PARECER  nº:

MPTC/47008/2016

PROCESSO nº:

REP 15/00407507    

ORIGEM     :

Prefeitura de Itá

INTERESSADO:

Carlos Alberto Kita Xavier

ASSUNTO    :

Cessão de contrato firmado entre a municipalidade e a empresa Ciclo Construtora Ltda.

 

1 – RELATÓRIO

Trata-se de Representação formulada pelo Sr. Carlos Alberto Kita Xavier, Presidente do CREA-SC, comunicando supostas irregularidades no Contrato Administrativo n° 125/2011, que tem como objeto a prestação de serviços de recuperação e melhorias de vias públicas, firmado entre o Município de Itá e a Empresa Ciclo Construtora Ltda.

Auditores da Diretoria de Controle de Licitações e Contratações – DLC sugeriram o conhecimento da Representação e audiência dos responsáveis.[1]

Manifestei-me no mesmo sentido.[2]

O Exmo. Relator determinou referidas medidas.[3]

As audiências dos responsáveis, Sr. Egídio Luiz Gritti, prefeito, e Sra. Franciele Dall Bello, fiscal da obra, foram efetivadas via correio.[4]

Já em relação ao Sr. Paulo Fernandes Canelles, representante da empresa Ciclo Construtora Ltda, após diversas tentativas via correio,[5] a audiência foi realizada por edital.[6]

Os responsáveis apresentaram justificativas,[7] com exceção do Sr. Paulo Fernandes Carnelles.

Auditores da DLC sugeriram decisão de irregularidade do ato analisado, com aplicação de multa a Sra. Franciele Dall Bell, engenheira fiscal da obra.[8]

Opinei pela realização de audiência da Empresa Ciclo Construtora Ltda, representada pelo seu sócio proprietário Adalson Santos Morais.[9]

A audiência foi realizada via correio,[10] porém não foram apresentadas justificativas.

Por fim, auditores da DLC sugeriram decisão de irregularidade do ato analisado e aplicação de multa a Sra. Franciele Dall Bello, engenheira fiscal da obra.[11]

 

2 – MÉRITO

A Representação versa sobre transferência do objeto do contrato pela empresa vencedora da licitação, violando a cláusula décima do instrumento contratual.

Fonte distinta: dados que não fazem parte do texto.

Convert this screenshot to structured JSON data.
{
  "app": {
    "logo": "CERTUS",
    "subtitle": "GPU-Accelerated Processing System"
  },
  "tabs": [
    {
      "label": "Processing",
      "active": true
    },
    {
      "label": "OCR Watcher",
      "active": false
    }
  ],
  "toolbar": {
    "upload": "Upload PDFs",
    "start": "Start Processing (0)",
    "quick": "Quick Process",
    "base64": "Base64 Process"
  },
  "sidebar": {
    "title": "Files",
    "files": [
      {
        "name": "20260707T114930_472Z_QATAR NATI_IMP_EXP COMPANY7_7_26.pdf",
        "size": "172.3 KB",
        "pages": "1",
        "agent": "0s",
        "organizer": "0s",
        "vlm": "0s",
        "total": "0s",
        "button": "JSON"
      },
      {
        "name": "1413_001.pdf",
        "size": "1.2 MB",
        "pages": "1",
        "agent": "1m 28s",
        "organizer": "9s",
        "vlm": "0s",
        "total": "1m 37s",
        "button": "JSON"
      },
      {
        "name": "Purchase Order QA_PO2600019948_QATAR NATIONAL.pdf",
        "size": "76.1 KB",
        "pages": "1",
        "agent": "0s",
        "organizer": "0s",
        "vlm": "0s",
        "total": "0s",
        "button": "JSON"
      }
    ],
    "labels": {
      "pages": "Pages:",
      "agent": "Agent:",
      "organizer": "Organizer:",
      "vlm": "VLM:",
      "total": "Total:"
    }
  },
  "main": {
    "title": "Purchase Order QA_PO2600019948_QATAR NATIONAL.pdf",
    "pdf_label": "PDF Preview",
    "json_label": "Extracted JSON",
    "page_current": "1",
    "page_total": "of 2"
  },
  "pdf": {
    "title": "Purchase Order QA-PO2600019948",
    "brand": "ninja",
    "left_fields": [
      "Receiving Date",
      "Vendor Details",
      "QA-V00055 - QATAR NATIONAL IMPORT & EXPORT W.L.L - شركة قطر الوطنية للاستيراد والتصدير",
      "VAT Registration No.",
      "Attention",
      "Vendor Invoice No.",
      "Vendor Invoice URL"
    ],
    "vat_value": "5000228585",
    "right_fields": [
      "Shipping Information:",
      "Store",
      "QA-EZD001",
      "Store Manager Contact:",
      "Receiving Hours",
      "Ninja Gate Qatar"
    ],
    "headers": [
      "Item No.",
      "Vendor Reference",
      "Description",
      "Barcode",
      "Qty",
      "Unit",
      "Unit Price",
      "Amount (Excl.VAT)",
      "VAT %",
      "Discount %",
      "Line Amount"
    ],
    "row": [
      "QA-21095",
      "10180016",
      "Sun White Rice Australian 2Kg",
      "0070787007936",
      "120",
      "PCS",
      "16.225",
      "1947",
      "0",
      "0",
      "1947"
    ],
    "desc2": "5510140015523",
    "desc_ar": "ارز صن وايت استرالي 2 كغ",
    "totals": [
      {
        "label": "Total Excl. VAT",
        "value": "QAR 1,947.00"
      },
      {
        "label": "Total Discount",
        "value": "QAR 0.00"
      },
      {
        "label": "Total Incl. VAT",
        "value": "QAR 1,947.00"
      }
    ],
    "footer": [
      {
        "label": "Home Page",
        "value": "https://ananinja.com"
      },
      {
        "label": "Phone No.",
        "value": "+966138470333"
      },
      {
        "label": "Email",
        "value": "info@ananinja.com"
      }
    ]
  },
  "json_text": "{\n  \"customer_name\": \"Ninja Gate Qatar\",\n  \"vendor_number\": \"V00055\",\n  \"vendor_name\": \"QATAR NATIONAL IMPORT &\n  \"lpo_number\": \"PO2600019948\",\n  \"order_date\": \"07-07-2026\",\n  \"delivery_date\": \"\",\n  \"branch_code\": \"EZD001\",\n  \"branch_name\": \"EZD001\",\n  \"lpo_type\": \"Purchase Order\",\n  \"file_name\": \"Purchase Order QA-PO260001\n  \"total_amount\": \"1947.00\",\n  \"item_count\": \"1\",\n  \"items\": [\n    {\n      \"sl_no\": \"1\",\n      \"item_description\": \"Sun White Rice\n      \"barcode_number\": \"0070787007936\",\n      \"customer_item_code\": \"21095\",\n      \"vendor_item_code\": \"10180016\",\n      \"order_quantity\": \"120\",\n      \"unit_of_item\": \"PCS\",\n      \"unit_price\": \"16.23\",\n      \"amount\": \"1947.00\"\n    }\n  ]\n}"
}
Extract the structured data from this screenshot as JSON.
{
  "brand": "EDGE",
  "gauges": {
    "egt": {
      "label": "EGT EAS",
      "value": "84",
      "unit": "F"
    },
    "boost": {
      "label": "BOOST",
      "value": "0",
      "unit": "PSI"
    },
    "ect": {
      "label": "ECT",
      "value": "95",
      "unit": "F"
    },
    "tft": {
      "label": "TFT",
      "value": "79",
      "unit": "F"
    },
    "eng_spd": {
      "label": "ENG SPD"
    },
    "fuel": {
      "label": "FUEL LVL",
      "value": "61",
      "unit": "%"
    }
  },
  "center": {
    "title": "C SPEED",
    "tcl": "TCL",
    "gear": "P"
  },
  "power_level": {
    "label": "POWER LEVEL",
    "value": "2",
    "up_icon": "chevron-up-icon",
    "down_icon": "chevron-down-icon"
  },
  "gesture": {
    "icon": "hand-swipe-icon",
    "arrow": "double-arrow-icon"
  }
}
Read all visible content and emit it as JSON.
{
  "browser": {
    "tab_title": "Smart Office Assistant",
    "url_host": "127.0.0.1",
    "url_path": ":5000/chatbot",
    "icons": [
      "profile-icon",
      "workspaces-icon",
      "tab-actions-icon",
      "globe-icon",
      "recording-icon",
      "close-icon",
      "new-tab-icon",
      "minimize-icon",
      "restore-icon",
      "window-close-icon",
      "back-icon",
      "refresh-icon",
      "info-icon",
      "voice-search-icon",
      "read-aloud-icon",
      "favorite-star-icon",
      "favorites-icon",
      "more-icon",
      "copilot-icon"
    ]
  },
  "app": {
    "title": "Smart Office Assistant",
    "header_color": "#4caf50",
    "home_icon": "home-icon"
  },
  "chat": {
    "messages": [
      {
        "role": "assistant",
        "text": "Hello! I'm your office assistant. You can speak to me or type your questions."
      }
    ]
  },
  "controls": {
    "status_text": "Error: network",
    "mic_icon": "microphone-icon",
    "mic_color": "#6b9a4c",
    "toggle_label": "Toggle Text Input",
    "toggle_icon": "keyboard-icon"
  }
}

Eis o teor da referida cláusula: “ o presente contrato não poderá ser objeto de cessão ou transferência, no todo ou em parte”.

O Município de Itá e a empresa Ciclo Construtora Ltda celebraram o Contrato n° 125/2011, cujo objeto era a prestação de serviços de recuperação e melhoria de aproximadamente 24,5 km de vias públicas e estradas vicinais do município.[12]

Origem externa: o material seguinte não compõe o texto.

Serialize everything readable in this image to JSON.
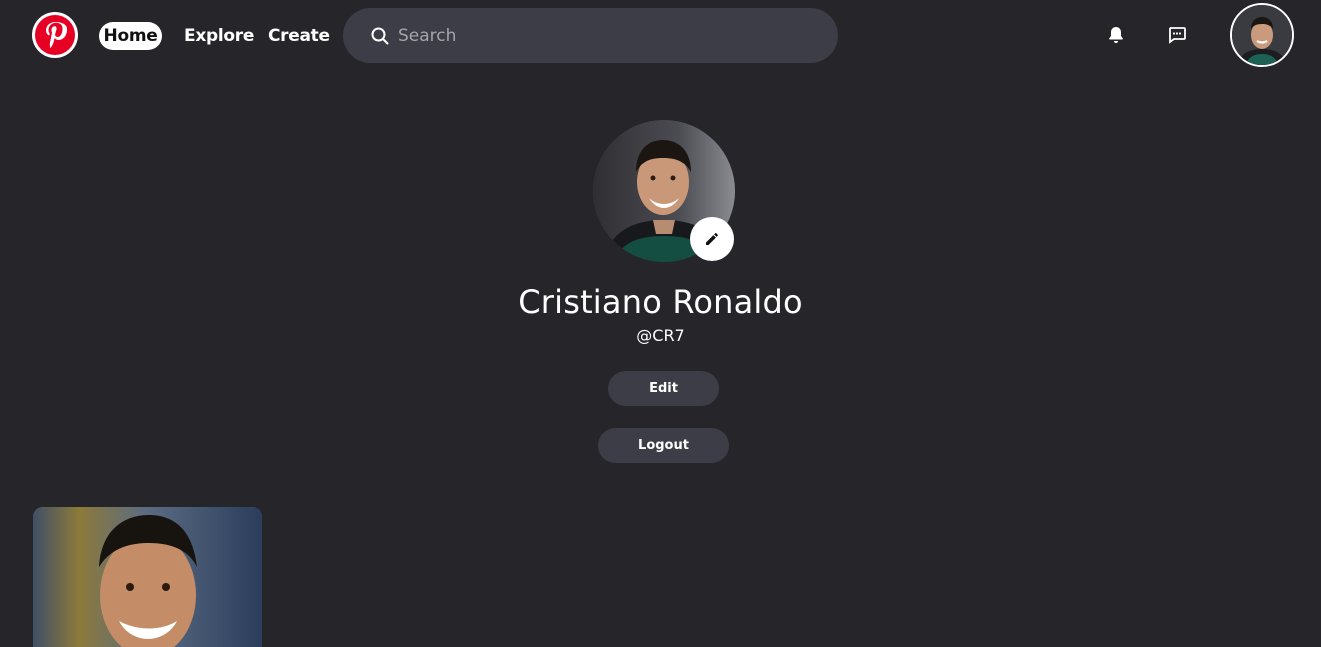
{
  "header": {
    "logo_icon": "pinterest-logo-icon",
    "nav": {
      "home": "Home",
      "explore": "Explore",
      "create": "Create"
    },
    "search": {
      "placeholder": "Search",
      "value": ""
    },
    "icons": [
      "bell-icon",
      "message-icon"
    ],
    "avatar_icon": "user-avatar"
  },
  "profile": {
    "name": "Cristiano Ronaldo",
    "handle": "@CR7",
    "edit_label": "Edit",
    "logout_label": "Logout"
  },
  "pins": [
    {
      "alt": ""
    }
  ],
  "colors": {
    "background": "#26252a",
    "surface": "#3d3d47",
    "brand": "#e60023",
    "text": "#ffffff"
  }
}
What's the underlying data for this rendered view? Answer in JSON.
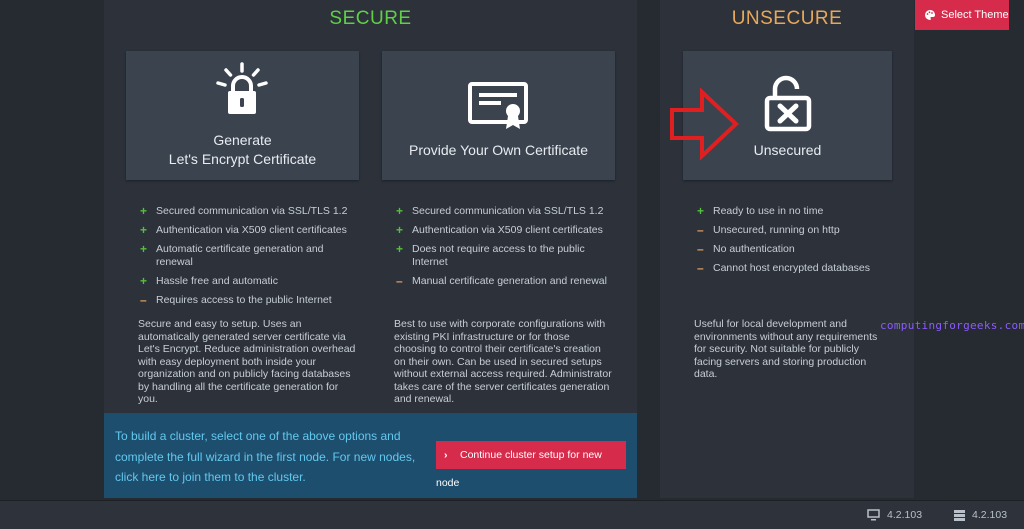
{
  "secure": {
    "title": "SECURE",
    "cards": [
      {
        "line1": "Generate",
        "line2": "Let's Encrypt Certificate",
        "icon": "lock-sparkle-icon"
      },
      {
        "line1": "Provide Your Own Certificate",
        "icon": "certificate-icon"
      }
    ],
    "lists": [
      [
        {
          "type": "plus",
          "text": "Secured communication via SSL/TLS 1.2"
        },
        {
          "type": "plus",
          "text": "Authentication via X509 client certificates"
        },
        {
          "type": "plus",
          "text": "Automatic certificate generation and renewal"
        },
        {
          "type": "plus",
          "text": "Hassle free and automatic"
        },
        {
          "type": "minus",
          "text": "Requires access to the public Internet"
        }
      ],
      [
        {
          "type": "plus",
          "text": "Secured communication via SSL/TLS 1.2"
        },
        {
          "type": "plus",
          "text": "Authentication via X509 client certificates"
        },
        {
          "type": "plus",
          "text": "Does not require access to the public Internet"
        },
        {
          "type": "minus",
          "text": "Manual certificate generation and renewal"
        }
      ]
    ],
    "descriptions": [
      "Secure and easy to setup. Uses an automatically generated server certificate via Let's Encrypt. Reduce administration overhead with easy deployment both inside your organization and on publicly facing databases by handling all the certificate generation for you.",
      "Best to use with corporate configurations with existing PKI infrastructure or for those choosing to control their certificate's creation on their own. Can be used in secured setups without external access required. Administrator takes care of the server certificates generation and renewal."
    ]
  },
  "unsecure": {
    "title": "UNSECURE",
    "card": {
      "label": "Unsecured",
      "icon": "open-lock-x-icon"
    },
    "list": [
      {
        "type": "plus",
        "text": "Ready to use in no time"
      },
      {
        "type": "minus",
        "text": "Unsecured, running on http"
      },
      {
        "type": "minus",
        "text": "No authentication"
      },
      {
        "type": "minus",
        "text": "Cannot host encrypted databases"
      }
    ],
    "description": "Useful for local development and environments without any requirements for security. Not suitable for publicly facing servers and storing production data."
  },
  "cluster": {
    "text": "To build a cluster, select one of the above options and complete the full wizard in the first node. For new nodes, click here to join them to the cluster.",
    "button": "Continue cluster setup for new node"
  },
  "select_theme": "Select Theme",
  "watermark": "computingforgeeks.com",
  "status": {
    "version_left": "4.2.103",
    "version_right": "4.2.103"
  },
  "colors": {
    "secure": "#5fcf47",
    "unsecure": "#e8a85a",
    "accent": "#d62b4b",
    "plus": "#55c040",
    "minus": "#e0a060",
    "arrow": "#e02020"
  }
}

A empresa Ciclo Construtora Ltda violou a cláusula décima do contrato, que proibia a cessão ou transferência, ao celebrar contrato de subempreitada com a empresa Matt Construtora Ltda, transferindo a execução total do objeto do contrato.[13]

Dessa forma, houve infringência ao disposto no art. 72 da Lei n° 8.666/93:

 

Art. 72. O contratado, na execução do contrato, sem prejuízo das responsabilidades contratuais e legais, poderá subcontratar partes da obra, serviço ou fornecimento, até o limite admitido, em cada caso, pela Administração. (Grifo meu)

 

Auditores da DMU sugeriram decisão de procedência dos fatos articulados na Representação, com aplicação de multa tão somente à fiscal do contrato.[14]

Relembro minha anterior manifestação nos autos:[15]

 

Em tese, caracterizada falha no acompanhamento e fiscalização da execução dos serviços, deveria a fiscal da obra ser sancionada a respeito.

No entanto, sancionar apenas a fiscal da obra não guarda coerência com a função fiscalizatória do Tribunal de Contas em relação aos gestores da administração pública.

Mormente, porque os atos de gestão no âmbito do Município são de responsabilidade do prefeito;[16] bem como porque os atos de transferência do objeto da contratação são firmados pela empresa inicialmente contratada.[17]

Assim, no mínimo, deve ser responsabilizada a empresa que efetuou a subcontratação vedada por lei.

Não obstante, para que se concretize a proposição do Ministério Público de Contas, necessário que a empresa tenha oportunidade de manifestação.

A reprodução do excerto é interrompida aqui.